Appellant also contends that the evidence does not establish that the child was strangled and that the military judge erred in so instructing. Again, we disagree. The specification alleges that the appellant killed the child by beating and strangling him. There is overwhelming evidence that the child was killed by being beaten. There is some evidence that the child was also strangled, i.e., the bruises on the child’s neck. The military judge, who heard and weighed the evidence, determined that there was sufficient evidence to allow the panel members to decide the issue of the cause of death as both beating and strangling and so instructed the court members, who resolved the issue against the appellant. We note that the trial defense counsel did not raise this objection at the trial. We also find that there is sufficient evidence to find the appellant guilty of both beating and strangling the child to death and that the military judge’s instructions were correct.
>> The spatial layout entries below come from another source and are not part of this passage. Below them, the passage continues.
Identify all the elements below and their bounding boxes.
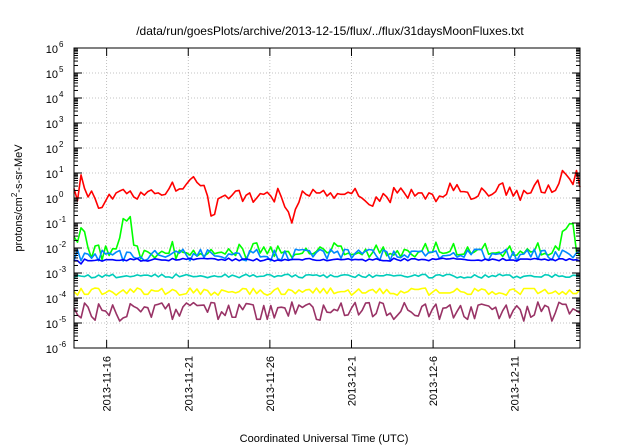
y-tick-label: 10 bbox=[46, 169, 58, 181]
series-line-3 bbox=[73, 248, 581, 262]
series-line-5 bbox=[73, 273, 581, 279]
y-axis-label: protons/cm2-s-sr-MeV bbox=[10, 144, 25, 252]
y-tick-label: 10 bbox=[46, 269, 58, 281]
y-tick-exponent: 3 bbox=[59, 115, 64, 124]
y-tick-label: 10 bbox=[46, 194, 58, 206]
y-tick-exponent: 4 bbox=[59, 90, 64, 99]
series-line-6 bbox=[73, 287, 581, 296]
y-tick-label: 10 bbox=[46, 94, 58, 106]
series-group bbox=[73, 169, 581, 322]
x-tick-label: 2013-11-16 bbox=[102, 356, 114, 411]
x-tick-label: 2013-12-11 bbox=[510, 356, 522, 411]
x-axis-label: Coordinated Universal Time (UTC) bbox=[240, 433, 409, 445]
y-tick-exponent: -5 bbox=[59, 315, 67, 324]
y-tick-label: 10 bbox=[46, 144, 58, 156]
y-axis: 10 -610 -510 -410 -310 -210 -110 010 110 210 310 41… bbox=[46, 40, 580, 356]
x-axis: 2013-11-16 2013-11-21 2013-11-26 2013-12-1 2… bbox=[102, 48, 522, 411]
y-axis-label-superscript: 2 bbox=[10, 192, 19, 197]
y-tick-exponent: 2 bbox=[59, 140, 64, 149]
y-tick-exponent: 6 bbox=[59, 40, 64, 49]
x-tick-label: 2013-12-1 bbox=[346, 356, 358, 406]
x-tick-label: 2013-11-21 bbox=[183, 356, 195, 411]
y-tick-label: 10 bbox=[46, 44, 58, 56]
y-tick-exponent: -3 bbox=[59, 265, 67, 274]
x-tick-label: 2013-11-26 bbox=[265, 356, 277, 411]
y-tick-label: 10 bbox=[46, 244, 58, 256]
y-tick-exponent: -6 bbox=[59, 340, 67, 349]
grid bbox=[74, 48, 580, 348]
y-tick-exponent: -2 bbox=[59, 240, 67, 249]
y-tick-label: 10 bbox=[46, 344, 58, 356]
y-tick-exponent: -4 bbox=[59, 290, 67, 299]
y-tick-label: 10 bbox=[46, 294, 58, 306]
y-tick-exponent: 5 bbox=[59, 65, 64, 74]
y-axis-label-suffix: -s-sr-MeV bbox=[13, 144, 25, 193]
y-tick-label: 10 bbox=[46, 319, 58, 331]
y-tick-exponent: 1 bbox=[59, 165, 64, 174]
chart-title: /data/run/goesPlots/archive/2013-12-15/f… bbox=[136, 24, 524, 38]
y-tick-label: 10 bbox=[46, 119, 58, 131]
series-line-7 bbox=[73, 301, 581, 322]
y-tick-exponent: 0 bbox=[59, 190, 64, 199]
y-tick-label: 10 bbox=[46, 69, 58, 81]
y-axis-label-prefix: protons/cm bbox=[13, 197, 25, 251]
x-tick-label: 2013-12-6 bbox=[428, 356, 440, 406]
series-line-1 bbox=[73, 169, 581, 224]
y-tick-exponent: -1 bbox=[59, 215, 67, 224]
y-tick-label: 10 bbox=[46, 219, 58, 231]
series-line-4 bbox=[74, 257, 581, 265]
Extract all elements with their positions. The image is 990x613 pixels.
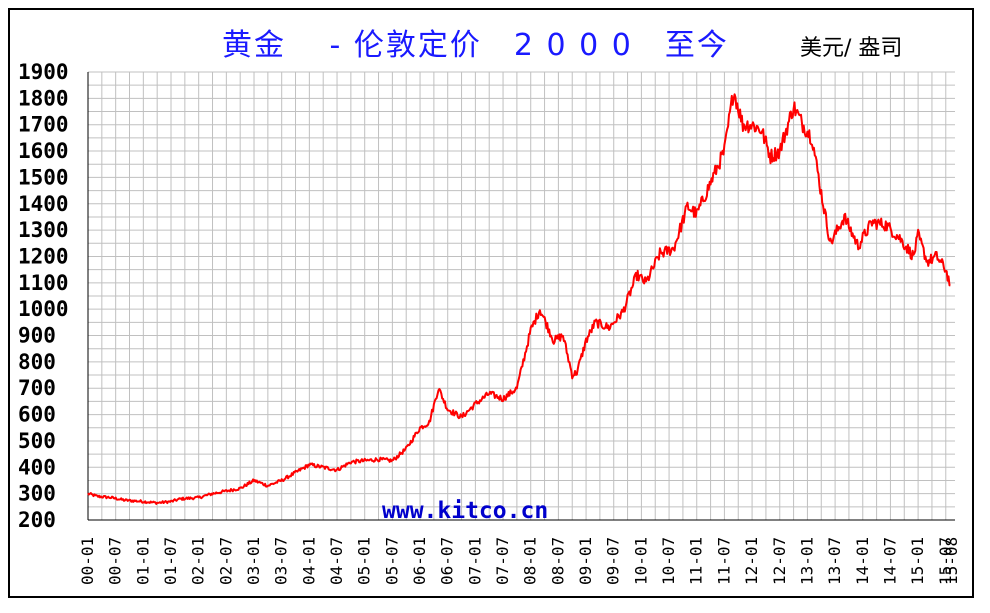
x-tick-label: 03-07 <box>272 537 291 585</box>
y-tick-label: 600 <box>18 403 56 427</box>
y-tick-label: 300 <box>18 482 56 506</box>
y-tick-label: 1000 <box>18 297 69 321</box>
x-tick-label: 01-01 <box>133 537 152 585</box>
y-tick-label: 500 <box>18 429 56 453</box>
x-tick-label: 14-07 <box>880 537 899 585</box>
x-tick-label: 10-01 <box>631 537 650 585</box>
chart-frame <box>8 8 974 598</box>
y-tick-label: 1500 <box>18 165 69 189</box>
x-tick-label: 15-07 <box>936 537 955 585</box>
y-tick-label: 1400 <box>18 192 69 216</box>
x-tick-label: 02-07 <box>216 537 235 585</box>
y-tick-label: 1900 <box>18 60 69 84</box>
x-tick-label: 03-01 <box>244 537 263 585</box>
y-tick-label: 1200 <box>18 244 69 268</box>
chart-title: 黄金 - 伦敦定价 2 0 0 0 至今 <box>222 28 729 63</box>
x-tick-label: 13-01 <box>797 537 816 585</box>
x-axis: 00-01 00-07 01-01 01-07 02-01 02-07 03-01 03-07… <box>78 519 961 585</box>
y-tick-label: 1300 <box>18 218 69 242</box>
x-tick-label: 04-07 <box>327 537 346 585</box>
y-tick-label: 400 <box>18 455 56 479</box>
y-tick-label: 1700 <box>18 113 69 137</box>
unit-label: 美元/ 盎司 <box>800 36 903 61</box>
x-tick-label: 05-01 <box>355 537 374 585</box>
gridlines <box>87 71 955 521</box>
x-tick-label: 06-01 <box>410 537 429 585</box>
x-tick-label: 08-01 <box>521 537 540 585</box>
x-tick-label: 14-01 <box>853 537 872 585</box>
y-tick-label: 1100 <box>18 271 69 295</box>
y-tick-label: 700 <box>18 376 56 400</box>
gold-price-line <box>87 93 951 505</box>
x-tick-label: 00-07 <box>106 537 125 585</box>
x-tick-label: 07-01 <box>465 537 484 585</box>
y-tick-label: 1800 <box>18 86 69 110</box>
x-tick-label: 12-07 <box>770 537 789 585</box>
x-tick-label: 13-07 <box>825 537 844 585</box>
x-tick-label: 15-01 <box>908 537 927 585</box>
x-tick-label: 09-01 <box>576 537 595 585</box>
x-tick-label: 06-07 <box>438 537 457 585</box>
x-tick-label-last: 15-08 <box>942 537 961 585</box>
x-tick-label: 01-07 <box>161 537 180 585</box>
x-tick-label: 08-07 <box>548 537 567 585</box>
x-tick-label: 00-01 <box>78 537 97 585</box>
y-tick-label: 200 <box>18 508 56 532</box>
x-tick-label: 12-01 <box>742 537 761 585</box>
x-tick-label: 11-01 <box>687 537 706 585</box>
x-tick-label: 11-07 <box>714 537 733 585</box>
x-tick-label: 05-07 <box>382 537 401 585</box>
x-tick-label: 07-07 <box>493 537 512 585</box>
watermark: www.kitco.cn <box>382 498 548 524</box>
y-tick-label: 800 <box>18 350 56 374</box>
y-tick-label: 1600 <box>18 139 69 163</box>
x-tick-label: 10-07 <box>659 537 678 585</box>
x-tick-label: 04-01 <box>299 537 318 585</box>
x-tick-label: 02-01 <box>189 537 208 585</box>
y-tick-label: 900 <box>18 324 56 348</box>
x-tick-label: 09-07 <box>604 537 623 585</box>
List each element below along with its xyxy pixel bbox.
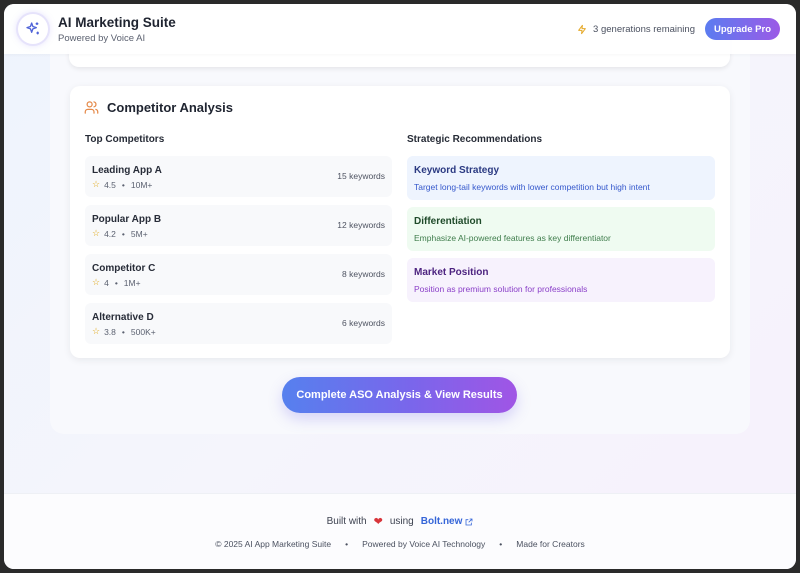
competitor-item: Alternative D ☆ 3.8 • 500K+ 6 keywords: [85, 303, 392, 344]
sparkles-icon: [18, 14, 48, 44]
complete-analysis-button[interactable]: Complete ASO Analysis & View Results: [282, 377, 517, 413]
competitor-item: Leading App A ☆ 4.5 • 10M+ 15 keywords: [85, 156, 392, 197]
recommendation-title: Differentiation: [414, 216, 482, 227]
using-text: using: [389, 516, 414, 527]
built-with-line: Built with ❤ using Bolt.new: [4, 515, 796, 528]
upgrade-pro-button[interactable]: Upgrade Pro: [704, 18, 780, 40]
external-link-icon: [465, 518, 473, 526]
competitor-downloads: 5M+: [130, 228, 148, 239]
recommendation-description: Target long-tail keywords with lower com…: [414, 182, 650, 192]
heart-icon: ❤: [373, 516, 383, 528]
users-icon: [84, 100, 99, 115]
competitor-analysis-card: Competitor Analysis Top Competitors Stra…: [70, 86, 730, 358]
competitor-downloads: 500K+: [130, 326, 156, 337]
competitor-keywords: 8 keywords: [342, 269, 385, 279]
star-icon: ☆: [92, 228, 101, 238]
competitor-rating: 3.8: [104, 326, 116, 337]
competitor-item: Competitor C ☆ 4 • 1M+ 8 keywords: [85, 254, 392, 295]
bolt-new-link[interactable]: Bolt.new: [421, 516, 474, 527]
generations-remaining-text: 3 generations remaining: [593, 23, 695, 35]
recommendation-keyword-strategy: Keyword Strategy Target long-tail keywor…: [407, 156, 715, 200]
app-title: AI Marketing Suite: [58, 14, 176, 30]
section-title-text: Competitor Analysis: [107, 100, 233, 115]
competitor-keywords: 15 keywords: [337, 171, 385, 181]
generations-remaining: 3 generations remaining: [577, 24, 695, 35]
competitor-keywords: 6 keywords: [342, 318, 385, 328]
recommendations-heading: Strategic Recommendations: [407, 134, 543, 145]
competitor-name: Leading App A: [92, 165, 162, 176]
separator: •: [345, 539, 349, 549]
app-header: AI Marketing Suite Powered by Voice AI 3…: [4, 4, 796, 54]
competitor-name: Competitor C: [92, 263, 156, 274]
copyright-text: © 2025 AI App Marketing Suite: [215, 539, 332, 549]
competitor-list: Leading App A ☆ 4.5 • 10M+ 15 keywords Popu…: [85, 156, 392, 352]
recommendation-differentiation: Differentiation Emphasize AI-powered fea…: [407, 207, 715, 251]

The findings of guilty and the sentence are affirmed.
Judge COHEN and Judge WERNER concur.The appellant also asserts that the members were improperly allowed to infer from the earlier assaults he committed on the child that he murdered the child with premeditation. We disagree. Mil.R.Evid. 404(b). Moreover, the remaining evidence leads to the inescapable conclusion that the appellant fully intended the results which he achieved.